Aquele Criciúma costuma ser lembrado como o “time de Felipão”, mas a verdade é que o treinador seria a cereja do bolo na montagem dos campeões. O Tigre mantinha um elenco bastante entrosado desde os anos anteriores, que conseguiu ser tricampeão estadual, além de repetir as boas campanhas na Copa do Brasil. A postura aguerrida dentro de campo e o enorme empenho eram marcas registradas do apogeu tricolor, com Scolari dando um pouco mais de firmeza defensiva e força nas bolas paradas. Além disso, o Criciúma aproveitava muito bem seu caldeirão no Heriberto Hülse, onde ficou 18 meses sem perder jogos oficiais entre 1990 e 1991. Um time forte que marcou sua história e manterá para sempre o Tigre na lista de campeões nacionais.
Criciúma desponta no cenário nacional
A força da cidade de Criciúma no futebol catarinense ficou mais expressa a partir dos anos 1960. O principal representante local na época era o Metropol. A equipe conquistou cinco vezes o estadual e virou figurinha carimbada na Taça Brasil. Outro representante da cidade que teve sua relevância na época foi o Próspera, que chegou a ser vice-campeão catarinense em 1971. Ambos eram fomentados pelas empresas carboníferas da cidade, o que explicava o alto investimento e o sucesso nas competições regionais. Neste momento, o Criciúma Esporte Clube ainda não existia com esse nome.

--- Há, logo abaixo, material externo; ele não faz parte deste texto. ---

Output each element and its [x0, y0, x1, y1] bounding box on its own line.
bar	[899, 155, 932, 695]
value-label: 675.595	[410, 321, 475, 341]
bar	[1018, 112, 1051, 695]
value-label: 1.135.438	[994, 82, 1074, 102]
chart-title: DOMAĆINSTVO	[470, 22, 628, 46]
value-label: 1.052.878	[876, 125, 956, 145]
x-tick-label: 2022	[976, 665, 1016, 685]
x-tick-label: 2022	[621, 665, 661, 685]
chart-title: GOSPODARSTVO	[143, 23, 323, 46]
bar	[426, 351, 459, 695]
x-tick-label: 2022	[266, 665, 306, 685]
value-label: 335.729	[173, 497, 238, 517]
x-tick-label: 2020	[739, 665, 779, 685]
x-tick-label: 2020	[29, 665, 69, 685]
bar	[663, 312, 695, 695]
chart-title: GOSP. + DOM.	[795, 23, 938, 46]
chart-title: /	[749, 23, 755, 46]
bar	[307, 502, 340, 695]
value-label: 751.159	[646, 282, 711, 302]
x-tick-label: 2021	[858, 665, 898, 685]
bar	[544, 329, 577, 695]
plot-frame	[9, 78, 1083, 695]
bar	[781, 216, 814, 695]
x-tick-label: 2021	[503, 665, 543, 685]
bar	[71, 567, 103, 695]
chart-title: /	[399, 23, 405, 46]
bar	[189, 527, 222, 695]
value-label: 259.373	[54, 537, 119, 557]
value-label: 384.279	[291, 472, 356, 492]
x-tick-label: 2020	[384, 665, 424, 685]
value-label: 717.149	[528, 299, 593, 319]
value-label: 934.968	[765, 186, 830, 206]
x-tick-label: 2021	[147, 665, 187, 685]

O embrião do Criciúma foi o Comerciário, fundado em 1947 na região central de Criciúma. O clube logo ganhou relevância regional e inaugurou o Estádio Heriberto Hülse em 1955. Além do mais, o CEC embarcou na bonança do futebol da cidade nos anos 1960 e conquistou o Campeonato Catarinense em 1968. A equipe estrelada pelo ponta Valdomiro superou o Caxias de Joinville na decisão e levou a taça para casa. O título, porém, não renderia a participação na Taça Brasil – extinta em 1968. E o período glorioso se encerrou rapidamente no futebol de Criciúma. Com uma crise financeira, o Comerciário precisou fechar as portas em 1970. Não seria o único a sofrer com a bancarrota, já que o próprio Metropol resolveu encerrar suas atividades após faturar o estadual em 1969.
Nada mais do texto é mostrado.